昨日は春本番って陽気だったのに今日は雨で肌寒い。
気温のギャップがありすぎて体調が良くない。

「…1日で10度も違うと身体がついてかないぜ」
「明日は仕事なんだ、体調管理はしっかりしとけよ
体調不良で達成出来なかったなんて洒落にならないぜ」
「お前こそ風邪なんか引くなよ
足手まといはごめんだぜ」

今日はターゲットの下見にきていた。
「どうする?ついでに予告状も貼っとくか?」
「…そうだな、警察が来るように目立つ所に貼っといてくれ」
俺達は世間を騒がせている怪盗『ロッソ&ネロ』、俺は黒崎謙《くろさきけん》、相棒が赤羽秀司《あかばしゅうじ》で、黒《ネロ》と赤《ロッソ》だ。

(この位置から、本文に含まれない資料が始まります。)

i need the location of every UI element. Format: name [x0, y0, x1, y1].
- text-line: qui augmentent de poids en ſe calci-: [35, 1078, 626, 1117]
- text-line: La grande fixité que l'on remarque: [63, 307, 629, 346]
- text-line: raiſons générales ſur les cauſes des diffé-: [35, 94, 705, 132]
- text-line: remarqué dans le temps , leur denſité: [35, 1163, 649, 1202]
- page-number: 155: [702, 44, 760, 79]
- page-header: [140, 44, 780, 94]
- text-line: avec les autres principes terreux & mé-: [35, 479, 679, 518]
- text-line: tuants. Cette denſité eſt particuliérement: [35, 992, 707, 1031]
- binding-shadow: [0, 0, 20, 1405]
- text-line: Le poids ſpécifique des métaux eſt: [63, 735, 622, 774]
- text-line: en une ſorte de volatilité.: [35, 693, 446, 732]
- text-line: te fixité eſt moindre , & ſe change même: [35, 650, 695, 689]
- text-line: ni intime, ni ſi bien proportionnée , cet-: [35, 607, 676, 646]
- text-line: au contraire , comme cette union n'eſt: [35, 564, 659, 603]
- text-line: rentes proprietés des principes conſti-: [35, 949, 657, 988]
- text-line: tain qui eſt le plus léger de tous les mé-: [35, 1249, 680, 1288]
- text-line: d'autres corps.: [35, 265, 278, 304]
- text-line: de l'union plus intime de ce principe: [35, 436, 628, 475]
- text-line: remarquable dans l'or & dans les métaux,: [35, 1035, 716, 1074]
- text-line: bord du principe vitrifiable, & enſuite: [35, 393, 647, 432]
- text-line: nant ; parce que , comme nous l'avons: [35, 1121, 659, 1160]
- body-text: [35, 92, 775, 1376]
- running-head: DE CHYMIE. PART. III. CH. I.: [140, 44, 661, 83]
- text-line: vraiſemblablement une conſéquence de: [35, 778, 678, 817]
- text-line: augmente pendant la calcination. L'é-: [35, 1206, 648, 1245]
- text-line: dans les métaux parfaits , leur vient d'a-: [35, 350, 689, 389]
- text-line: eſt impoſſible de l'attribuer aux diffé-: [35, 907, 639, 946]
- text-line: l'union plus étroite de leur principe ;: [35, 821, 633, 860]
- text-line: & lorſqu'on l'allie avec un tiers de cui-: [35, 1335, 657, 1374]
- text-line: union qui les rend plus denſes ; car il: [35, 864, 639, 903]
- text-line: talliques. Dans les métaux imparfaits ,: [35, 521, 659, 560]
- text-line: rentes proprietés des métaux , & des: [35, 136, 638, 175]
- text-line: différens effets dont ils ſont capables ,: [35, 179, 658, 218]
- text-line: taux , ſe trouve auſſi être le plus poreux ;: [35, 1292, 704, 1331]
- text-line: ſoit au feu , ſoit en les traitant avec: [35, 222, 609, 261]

今回の依頼は、悪徳金貸し「国際ローン」に巻き上げられた依頼人の親の形見を取り返すこと。
国際ローンは表向き普通のローン会社だが、裏では反社会組織と結託し阿漕な商売をしていた。


俺達は事務所が入っているビルに侵入し、裏帳簿など犯罪の証拠を確認、親の形見となる名画は社長室に飾られていた。
「秀司、これなら簡単だな」
「…本番は油断するなよ」
下見は早々に終わらせて本番に備えた。


「セキュリティーは任せておけ」
凄腕ハッカーだった秀司は防犯カメラや警報を全て止めた。
「…じゃあ、行ってくるぜ」
俺は学生時代、体操やクライミングの大会で優勝するくらい身軽なんだ。
わざと警官隊に追われ、裏帳簿など犯罪の証拠をばらまきながら、社長室に立て籠った。
「これでここは終わりだ
後はこれを持って逃げるだけ…」
『謙!聞こえるか?
思ってたより風が強い
プランBに変更だ』
インカムから秀司の指示がきた。

俺は警官の制服に着替え、ドアのロックを外した。
なだれ込んできた警官隊に紛れて脱出する。
「奴は屋上だ!」
誰かが叫んだ。
警官隊が屋上に駆け上がると脱出用に準備しておいた大型ドローンが飛び立った。
人型のバルーンを付けていて、警官隊は完全に俺だと思っている。


「…依頼は完了だな」
俺達は取り戻した絵を依頼人に渡した。
テレビのニュースでは国際ローンの社長が逮捕されている映像が流れていた。